I just had time to sit down and digest the annual Fulbright and Jaworski Litigation Trends Report for 2011 and it gave me much food for thought. For example, only 6% of the respondents correctly predicted a decrease in litigation in the 2010 survey, however most businesses in the US and UK faced slightly less litigation in 2011. This decrease was offset by an increase in regulatory activities and internal investigations, which can certainly be attributed to a global economy that continues to face unprecedented upheaval and economic crisis. We all agree that litigation is counter-cyclical, but what explains the expectation of 28% of respondents that litigation will increase in 2012? Well…
Many respondents expect that stricter regulation will drive additional litigation next year.
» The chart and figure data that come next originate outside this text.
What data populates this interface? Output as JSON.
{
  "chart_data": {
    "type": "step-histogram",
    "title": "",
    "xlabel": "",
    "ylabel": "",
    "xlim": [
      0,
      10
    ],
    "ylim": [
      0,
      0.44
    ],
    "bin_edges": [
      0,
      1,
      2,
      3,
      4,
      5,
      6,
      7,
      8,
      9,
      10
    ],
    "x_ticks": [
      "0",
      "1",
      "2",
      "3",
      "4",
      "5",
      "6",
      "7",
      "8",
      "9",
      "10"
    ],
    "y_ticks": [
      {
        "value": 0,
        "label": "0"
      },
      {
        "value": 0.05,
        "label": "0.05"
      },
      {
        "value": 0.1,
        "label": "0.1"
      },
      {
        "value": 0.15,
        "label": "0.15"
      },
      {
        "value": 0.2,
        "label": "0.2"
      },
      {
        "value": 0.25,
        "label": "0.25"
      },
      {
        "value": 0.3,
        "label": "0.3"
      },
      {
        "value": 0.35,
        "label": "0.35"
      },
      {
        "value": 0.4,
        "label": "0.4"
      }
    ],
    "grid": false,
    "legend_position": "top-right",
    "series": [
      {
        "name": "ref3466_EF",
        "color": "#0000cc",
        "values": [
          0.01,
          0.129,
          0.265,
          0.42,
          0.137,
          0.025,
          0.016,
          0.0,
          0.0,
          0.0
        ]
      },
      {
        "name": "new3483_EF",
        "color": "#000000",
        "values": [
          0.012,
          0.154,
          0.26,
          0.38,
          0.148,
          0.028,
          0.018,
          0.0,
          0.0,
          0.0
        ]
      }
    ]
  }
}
Both the sluggish economy and potential growth in retail, energy and manufacturing were also cited as causes of increased litigation in 2012. These expectations are certainly supported by the fact that contracts and labor/employment continue to dominate the litigation landscape. However, of the 405 survey participants, the majority believes the number of disputes will actually remain unchanged; which could indicate the expectation of continued expenditures of at least $1M annually for over half of the sample group. While the survey doesn’t break our absolute dollars for 2011 it does cite electronic discovery as the primary area for increased spending in 2012. While these expectations for 2012 are not a surprise, they do reinforce the impression that the market is still grappling with the twin challenges of increasing data volumes and the complexity of data types and locations (e.g. tablets, smart phones and the ever-popular “cloud”).
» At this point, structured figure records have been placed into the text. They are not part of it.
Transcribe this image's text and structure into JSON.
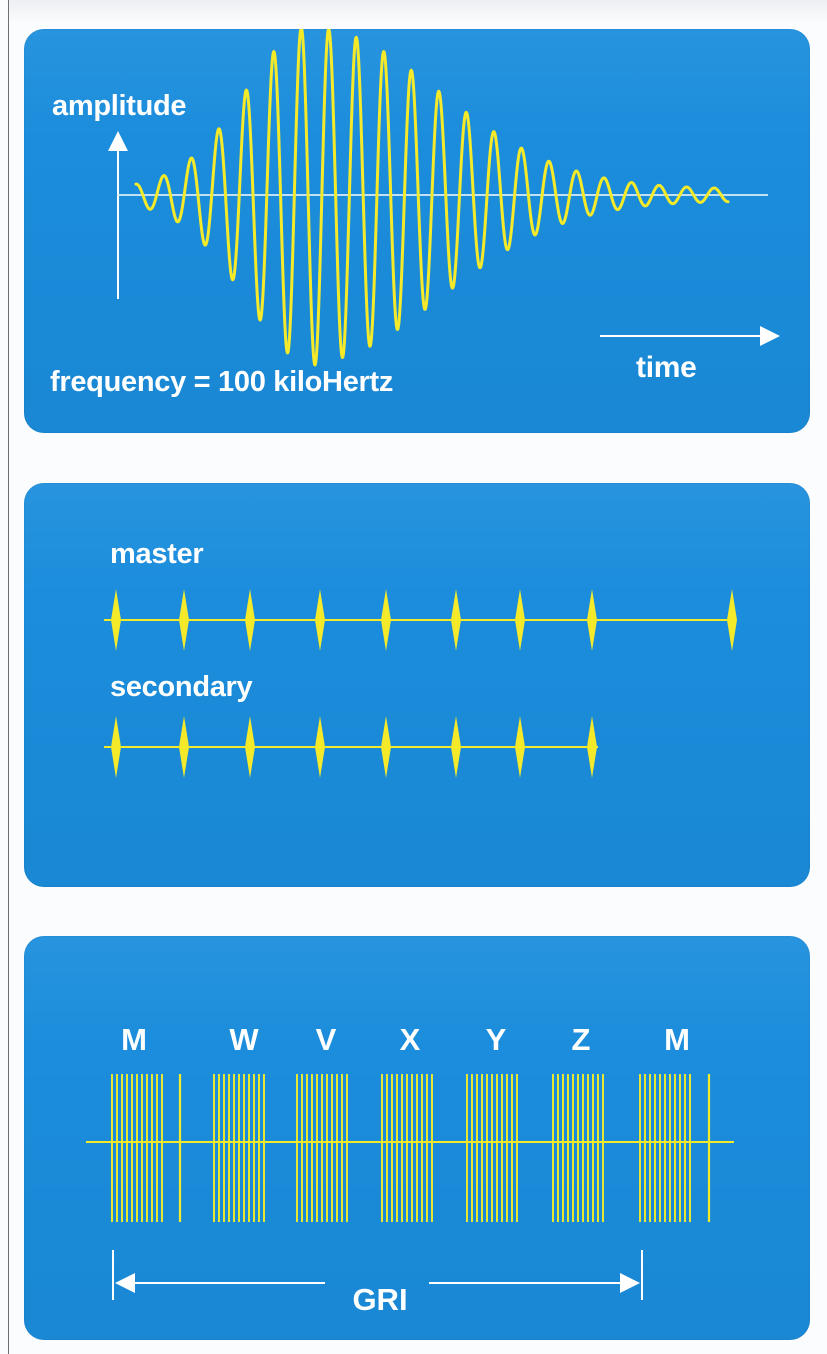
{
  "colors": {
    "panel": "#1b8ddc",
    "signal": "#f4ea29",
    "text": "#ffffff"
  },
  "panel1": {
    "y_axis_label": "amplitude",
    "x_axis_label": "time",
    "frequency_label": "frequency = 100 kiloHertz"
  },
  "panel2": {
    "master_label": "master",
    "secondary_label": "secondary",
    "master_pulse_count": 9,
    "secondary_pulse_count": 8
  },
  "panel3": {
    "stations": [
      "M",
      "W",
      "V",
      "X",
      "Y",
      "Z",
      "M"
    ],
    "interval_label": "GRI"
  }
}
The final section of the survey is dedicated to e-discovery, and this year asks a question directly from the Sedona Conference® Cooperation Proclamation: “In the past 12 months, has your company made a concerted effort to be more cooperative or transparent with opposing counsel in your conduct of discovery?” A subjective question can only achieve a subjective response, but one particular response is interesting. Almost 40% of the respondents assert they have made no effort to adhere more strongly to the tenants of the Cooperation Proclamation. Be it strategy, awareness or just plain old aversion to change, this practice seems counterproductive given broad judicial endorsement of transparency and cooperation.
Perhaps reflecting or even responding to this refusal to cooperate, The Federal Rules Advisory Committee (“Advisory Committee”) met just last week in Washington, D.C., primarily to discuss a sanctions-based approach to enforce certain preservation practices within e-discovery. Depending on how such a rule is crafted it could force parties with e-discovery obligations to take preservation even more seriously than many do today. It’s hard to imagine a more extreme approach than “collect everything and sort it out later”, but some may expand current practices to avoid sanctions resulting from negligence or bad faith. In my opinion it is hard to see stricter penalties resulting in more cooperation – and they would more likely portend additional time, effort and ultimately expense associated with e-discovery.
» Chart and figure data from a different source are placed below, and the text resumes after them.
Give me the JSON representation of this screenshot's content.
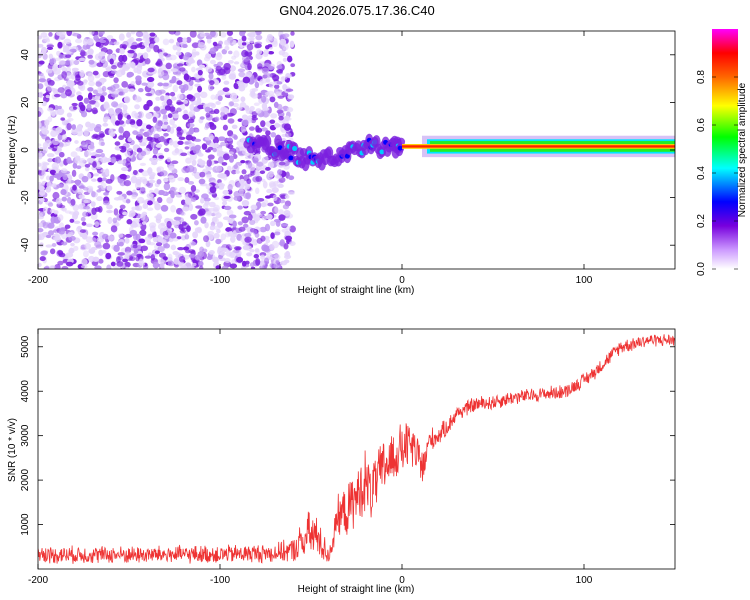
{
  "title": "GN04.2026.075.17.36.C40",
  "chart_data": [
    {
      "type": "heatmap",
      "title": "GN04.2026.075.17.36.C40",
      "xlabel": "Height of straight line (km)",
      "ylabel": "Frequency (Hz)",
      "xlim": [
        -200,
        150
      ],
      "ylim": [
        -50,
        50
      ],
      "x_ticks": [
        -200,
        -100,
        0,
        100
      ],
      "y_ticks": [
        -40,
        -20,
        0,
        20,
        40
      ],
      "colorbar": {
        "label": "Normalized spectral amplitude",
        "range": [
          0,
          1
        ],
        "ticks": [
          "0.0",
          "0.2",
          "0.4",
          "0.6",
          "0.8"
        ],
        "colors": [
          "#ffffff",
          "#cc99ff",
          "#6600cc",
          "#0000ff",
          "#00ffff",
          "#00ff00",
          "#ffff00",
          "#ff6600",
          "#ff0000",
          "#ff00ff"
        ]
      },
      "features": [
        {
          "name": "noise scatter",
          "x_range": [
            -200,
            -60
          ],
          "freq_range": [
            -50,
            50
          ],
          "amplitude": 0.15
        },
        {
          "name": "converging signal",
          "x": [
            -85,
            -75,
            -65,
            -55,
            -45,
            -35,
            -25,
            -15,
            -5,
            0
          ],
          "freq": [
            3,
            2,
            0,
            -3,
            -5,
            -3,
            0,
            2,
            1,
            2
          ],
          "amplitude": 0.35
        },
        {
          "name": "carrier line",
          "x_range": [
            0,
            150
          ],
          "freq": 1.5,
          "amplitude": 0.9,
          "width_hz": 5
        }
      ]
    },
    {
      "type": "line",
      "xlabel": "Height of straight line (km)",
      "ylabel": "SNR (10 * v/v)",
      "xlim": [
        -200,
        150
      ],
      "ylim": [
        0,
        5400
      ],
      "x_ticks": [
        -200,
        -100,
        0,
        100
      ],
      "y_ticks": [
        1000,
        2000,
        3000,
        4000,
        5000
      ],
      "series": [
        {
          "name": "SNR",
          "color": "#ee3333",
          "x": [
            -200,
            -150,
            -100,
            -70,
            -60,
            -55,
            -50,
            -45,
            -42,
            -40,
            -35,
            -30,
            -25,
            -20,
            -18,
            -15,
            -10,
            -5,
            0,
            5,
            10,
            12,
            15,
            20,
            25,
            30,
            40,
            50,
            60,
            70,
            80,
            90,
            100,
            105,
            110,
            115,
            120,
            125,
            130,
            135,
            140,
            145,
            150
          ],
          "y": [
            320,
            320,
            330,
            360,
            420,
            600,
            800,
            650,
            400,
            300,
            1200,
            1300,
            1600,
            2000,
            1700,
            1900,
            2300,
            2500,
            2700,
            2800,
            2400,
            2300,
            2900,
            3000,
            3200,
            3500,
            3700,
            3750,
            3850,
            3900,
            3950,
            4000,
            4250,
            4400,
            4600,
            4800,
            5000,
            5050,
            5100,
            5150,
            5150,
            5150,
            5150
          ],
          "noise_amplitude": [
            220,
            220,
            230,
            240,
            300,
            500,
            650,
            500,
            300,
            250,
            500,
            650,
            700,
            800,
            900,
            700,
            700,
            700,
            650,
            600,
            550,
            500,
            300,
            250,
            220,
            200,
            200,
            200,
            180,
            180,
            180,
            180,
            180,
            180,
            180,
            180,
            180,
            180,
            180,
            160,
            160,
            160,
            160
          ]
        }
      ]
    }
  ]
}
Finally social media and mobile device usage was also addressed in this year’s Trends Report. There has been a material increase in companies that have no social media restrictions in place to limit employee access to sites such as, Facebook, Twitter, Youtube and Tumblr. We have all read articles reporting the surge in importance social media plays in family law and even the criminal context as an administrative clerk recently found in the first case related to the UK Bribery Act. In the survey, 18% of companies reported having to collect from employees’ personal social media accounts for litigation. It seems to me that this 18% is probably just the tip of a looming iceberg and even if companies get wiser about limiting social media access at work, the need to collect from this medium is just going to increase. Better start swimming or you’ll sink like a stone, so to speak.
So in some ways, the more things change, the more they stay the same (see: lawyers’ inability to cooperate), but in others the changes are coming fast and furious (see: the above regarding social media). In yet others we’ll have to wait to see what happens and which way the juggernaut of the global economy decides to turn before we know anything more. In any event, it continues to be an exciting place and time in the e-discovery industry.